The benchmark for joining the Cittaslow movement is for a city to have a population of 50,000 or less. In India, these would be tiers 3-6 towns. But it's these very smaller cities that are becoming boomtowns for industry sales and investment from carmakers to computer firms, from hotels to cell phone manufacturers. About 70% of new mall space will reportedly be in the nonmetros. With purchasing power and aspirations in their pockets, people in semi-urban areas are drawn to the high life, rather than their old, unhurried lifestyle.
Balakrishnan agrees that there are a lot of positives about urban living. "Great theatr e in the cities, music shows, sporting events, good dining options are all aspects of life that we have to give up when we make the move to a small town." But he adds, "The problems are the long travel times for short distances, high noise levels, scarce resources that everyone is fighting over." Add to that pollution, demanding jobs, lack of personal space, stress and other lifestyle-related diseases and loneliness.
Utopian as it may seem, slow living has been the norm in smaller cities traditionally. Sociologist Amita Baviskar of the Institute of Economic Growth in Delhi, says, "Places like Bhopal, Udaipur and Bilaspur still have a quietness about them; Lucknow still has a slow pace and charm; Mysore and Bangalore were peaceful cities, though now the new corridor between them is threatening Mysore's character of being a former princely state with a quiet contemplative air."
There are probably scores of such towns in India where people are not racing against time; where they pause to cook and share a meal instead of buying fast food; grow fruits and vegetables rather than buy them from supermarkets ; and cycle or walk instead of driving. But can the idea of slow living catch on in India regardless of an onslaught of 24X7 ads in media, MNC supermarkets, fatter paychecks and the growing aspirations of a young workforce?
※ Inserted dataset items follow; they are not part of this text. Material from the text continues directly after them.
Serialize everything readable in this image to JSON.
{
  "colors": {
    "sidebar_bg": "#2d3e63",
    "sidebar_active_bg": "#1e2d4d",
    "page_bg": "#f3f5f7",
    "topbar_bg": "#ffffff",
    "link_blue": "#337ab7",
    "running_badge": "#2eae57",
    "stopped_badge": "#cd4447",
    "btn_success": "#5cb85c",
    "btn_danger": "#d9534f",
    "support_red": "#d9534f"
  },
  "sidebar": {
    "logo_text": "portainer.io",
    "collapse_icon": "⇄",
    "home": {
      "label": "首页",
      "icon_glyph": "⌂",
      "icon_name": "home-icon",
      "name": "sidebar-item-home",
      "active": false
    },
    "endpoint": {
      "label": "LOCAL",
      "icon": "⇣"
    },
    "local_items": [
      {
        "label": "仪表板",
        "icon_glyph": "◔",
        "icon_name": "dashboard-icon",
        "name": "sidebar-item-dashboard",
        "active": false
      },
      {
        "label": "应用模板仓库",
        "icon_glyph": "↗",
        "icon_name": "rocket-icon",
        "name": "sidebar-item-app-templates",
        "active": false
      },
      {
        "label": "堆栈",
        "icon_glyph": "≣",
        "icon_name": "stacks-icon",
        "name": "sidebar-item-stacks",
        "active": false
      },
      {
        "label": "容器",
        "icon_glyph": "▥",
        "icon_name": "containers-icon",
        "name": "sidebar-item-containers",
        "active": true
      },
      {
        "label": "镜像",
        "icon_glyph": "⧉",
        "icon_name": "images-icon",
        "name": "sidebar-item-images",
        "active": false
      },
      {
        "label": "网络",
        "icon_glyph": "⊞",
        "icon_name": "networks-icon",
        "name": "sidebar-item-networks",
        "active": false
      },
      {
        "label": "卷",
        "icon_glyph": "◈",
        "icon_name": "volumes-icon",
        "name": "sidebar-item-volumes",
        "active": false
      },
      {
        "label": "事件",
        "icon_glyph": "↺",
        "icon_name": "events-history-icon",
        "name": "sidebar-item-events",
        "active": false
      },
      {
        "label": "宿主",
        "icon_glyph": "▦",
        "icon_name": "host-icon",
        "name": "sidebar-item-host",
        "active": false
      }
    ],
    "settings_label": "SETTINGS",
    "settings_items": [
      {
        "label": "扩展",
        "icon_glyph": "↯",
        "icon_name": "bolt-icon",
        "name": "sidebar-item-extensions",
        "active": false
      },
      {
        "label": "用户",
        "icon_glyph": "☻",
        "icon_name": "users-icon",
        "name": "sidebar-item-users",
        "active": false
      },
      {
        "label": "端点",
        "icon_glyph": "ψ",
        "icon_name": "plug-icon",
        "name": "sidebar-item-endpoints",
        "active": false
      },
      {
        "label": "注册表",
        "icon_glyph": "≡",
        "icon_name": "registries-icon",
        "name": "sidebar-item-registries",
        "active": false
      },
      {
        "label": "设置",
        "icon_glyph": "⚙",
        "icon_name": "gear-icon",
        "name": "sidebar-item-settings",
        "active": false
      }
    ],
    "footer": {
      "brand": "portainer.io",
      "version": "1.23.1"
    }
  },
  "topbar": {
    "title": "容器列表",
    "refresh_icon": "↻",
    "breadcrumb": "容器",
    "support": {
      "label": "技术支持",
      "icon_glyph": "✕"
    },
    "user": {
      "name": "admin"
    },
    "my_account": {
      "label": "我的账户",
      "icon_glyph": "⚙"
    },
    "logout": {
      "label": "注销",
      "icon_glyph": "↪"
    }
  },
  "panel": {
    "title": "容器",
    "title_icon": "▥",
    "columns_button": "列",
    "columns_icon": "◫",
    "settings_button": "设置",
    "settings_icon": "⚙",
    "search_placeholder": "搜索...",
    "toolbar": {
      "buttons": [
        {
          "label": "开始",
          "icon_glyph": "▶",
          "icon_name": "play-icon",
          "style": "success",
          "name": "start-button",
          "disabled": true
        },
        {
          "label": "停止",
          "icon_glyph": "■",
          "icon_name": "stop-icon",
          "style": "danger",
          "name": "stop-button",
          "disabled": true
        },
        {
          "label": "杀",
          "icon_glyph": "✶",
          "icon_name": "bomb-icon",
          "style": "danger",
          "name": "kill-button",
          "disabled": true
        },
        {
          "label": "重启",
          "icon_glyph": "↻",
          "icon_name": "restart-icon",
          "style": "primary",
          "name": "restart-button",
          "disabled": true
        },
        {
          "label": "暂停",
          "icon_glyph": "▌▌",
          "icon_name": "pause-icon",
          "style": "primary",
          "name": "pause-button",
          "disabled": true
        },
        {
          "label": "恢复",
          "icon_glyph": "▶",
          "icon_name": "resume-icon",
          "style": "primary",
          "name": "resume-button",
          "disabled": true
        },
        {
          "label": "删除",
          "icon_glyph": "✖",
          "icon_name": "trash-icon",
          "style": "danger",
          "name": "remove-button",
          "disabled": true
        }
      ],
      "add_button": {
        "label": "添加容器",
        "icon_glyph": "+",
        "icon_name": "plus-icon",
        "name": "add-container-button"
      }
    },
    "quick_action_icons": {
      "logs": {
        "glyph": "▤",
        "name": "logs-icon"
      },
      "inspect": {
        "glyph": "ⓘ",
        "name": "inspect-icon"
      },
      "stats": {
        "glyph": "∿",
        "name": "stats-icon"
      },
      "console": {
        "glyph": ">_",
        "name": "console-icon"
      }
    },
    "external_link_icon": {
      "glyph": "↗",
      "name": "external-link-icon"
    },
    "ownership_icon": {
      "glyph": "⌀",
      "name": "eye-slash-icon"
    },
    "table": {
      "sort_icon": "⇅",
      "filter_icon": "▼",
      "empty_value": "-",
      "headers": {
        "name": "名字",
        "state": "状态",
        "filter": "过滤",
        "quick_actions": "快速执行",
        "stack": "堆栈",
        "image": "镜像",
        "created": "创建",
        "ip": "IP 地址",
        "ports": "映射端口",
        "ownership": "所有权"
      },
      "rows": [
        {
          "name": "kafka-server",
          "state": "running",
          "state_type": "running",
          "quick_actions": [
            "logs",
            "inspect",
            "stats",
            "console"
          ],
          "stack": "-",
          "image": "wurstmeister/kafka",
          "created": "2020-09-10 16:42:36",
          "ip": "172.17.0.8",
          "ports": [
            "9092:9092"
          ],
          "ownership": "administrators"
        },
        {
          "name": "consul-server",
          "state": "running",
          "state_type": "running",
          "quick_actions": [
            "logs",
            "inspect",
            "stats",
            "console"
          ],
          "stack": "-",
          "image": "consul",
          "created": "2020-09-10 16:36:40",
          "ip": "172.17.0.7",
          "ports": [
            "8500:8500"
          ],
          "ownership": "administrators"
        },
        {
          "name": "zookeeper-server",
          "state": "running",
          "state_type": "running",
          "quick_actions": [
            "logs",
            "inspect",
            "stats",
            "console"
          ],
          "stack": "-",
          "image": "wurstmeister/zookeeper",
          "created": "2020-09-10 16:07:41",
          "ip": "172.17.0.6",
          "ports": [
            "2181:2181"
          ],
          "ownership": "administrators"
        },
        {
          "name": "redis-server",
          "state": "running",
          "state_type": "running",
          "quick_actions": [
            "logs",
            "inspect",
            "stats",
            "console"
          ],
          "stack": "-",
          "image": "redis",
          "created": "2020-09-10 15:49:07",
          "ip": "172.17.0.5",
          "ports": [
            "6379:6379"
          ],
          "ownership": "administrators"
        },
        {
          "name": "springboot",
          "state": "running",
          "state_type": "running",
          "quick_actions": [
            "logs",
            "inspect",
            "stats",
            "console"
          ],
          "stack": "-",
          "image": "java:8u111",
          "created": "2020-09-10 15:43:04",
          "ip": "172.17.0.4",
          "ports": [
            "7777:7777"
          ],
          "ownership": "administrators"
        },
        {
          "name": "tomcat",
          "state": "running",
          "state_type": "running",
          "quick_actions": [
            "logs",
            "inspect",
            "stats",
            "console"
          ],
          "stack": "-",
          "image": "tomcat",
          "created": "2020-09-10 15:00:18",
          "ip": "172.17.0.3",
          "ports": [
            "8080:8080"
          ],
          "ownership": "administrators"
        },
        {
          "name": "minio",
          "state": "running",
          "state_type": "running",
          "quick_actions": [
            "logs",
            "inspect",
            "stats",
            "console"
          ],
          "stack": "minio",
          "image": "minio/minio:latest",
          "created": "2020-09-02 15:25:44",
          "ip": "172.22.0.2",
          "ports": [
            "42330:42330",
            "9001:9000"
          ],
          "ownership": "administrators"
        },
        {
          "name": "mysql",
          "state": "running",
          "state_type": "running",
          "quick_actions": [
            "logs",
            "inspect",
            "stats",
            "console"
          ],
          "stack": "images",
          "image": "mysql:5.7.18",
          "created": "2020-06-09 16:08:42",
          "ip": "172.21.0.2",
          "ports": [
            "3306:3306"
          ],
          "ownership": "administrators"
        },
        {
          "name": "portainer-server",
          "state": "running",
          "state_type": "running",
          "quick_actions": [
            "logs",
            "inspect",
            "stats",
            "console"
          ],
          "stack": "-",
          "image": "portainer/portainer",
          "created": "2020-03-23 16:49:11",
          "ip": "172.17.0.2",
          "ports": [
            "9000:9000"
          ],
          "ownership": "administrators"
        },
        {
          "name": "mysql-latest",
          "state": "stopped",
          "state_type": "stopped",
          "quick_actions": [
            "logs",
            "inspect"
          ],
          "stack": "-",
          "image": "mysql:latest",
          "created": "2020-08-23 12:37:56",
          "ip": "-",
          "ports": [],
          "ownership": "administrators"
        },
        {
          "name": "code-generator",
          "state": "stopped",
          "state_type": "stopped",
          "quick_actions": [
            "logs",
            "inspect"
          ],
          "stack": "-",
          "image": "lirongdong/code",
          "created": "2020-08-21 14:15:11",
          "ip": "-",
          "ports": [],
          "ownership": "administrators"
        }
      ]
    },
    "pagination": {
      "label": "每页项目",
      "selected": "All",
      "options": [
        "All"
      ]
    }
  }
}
Balakrishnan says, "I wish I could say yes, but the real answer is no."
Skewed urban planning only makes it more difficult. Baviskar says, "The disparities in our bigger cities are so bad that it's difficult to evolve a common vision - all classes of people cannot be on the same page. The poor want a secure place to live; the middle class wants malls, faster traffic, the metro and a glittering, glamorous space to live in; on the one hand, it also wants safe neighbourhoods, where you know your neighbours. And, the 'world class' vision we have for our cities is about the vision of a group of builders and developers." Activist Vandana Shiva, whose Navdanya network promotes slow food in India adds, "Every old city in India would qualify as a slow city, like Varanasi and Jaipur. But the government is hell-bent upon destroying every city. They want to build highways and malls. India takes pride in its 9% rate of growth. But rivers are being polluted, mining is killing forests and tribal livelihood threatened. Walmart is being pushed into a country that has a sabziwala in every corner. We can't build a future based on destructive activities."
It's a difficult choice, between one view that equates slowness with weakness and stagnation, and the other that sees it as a life-enhancing quality.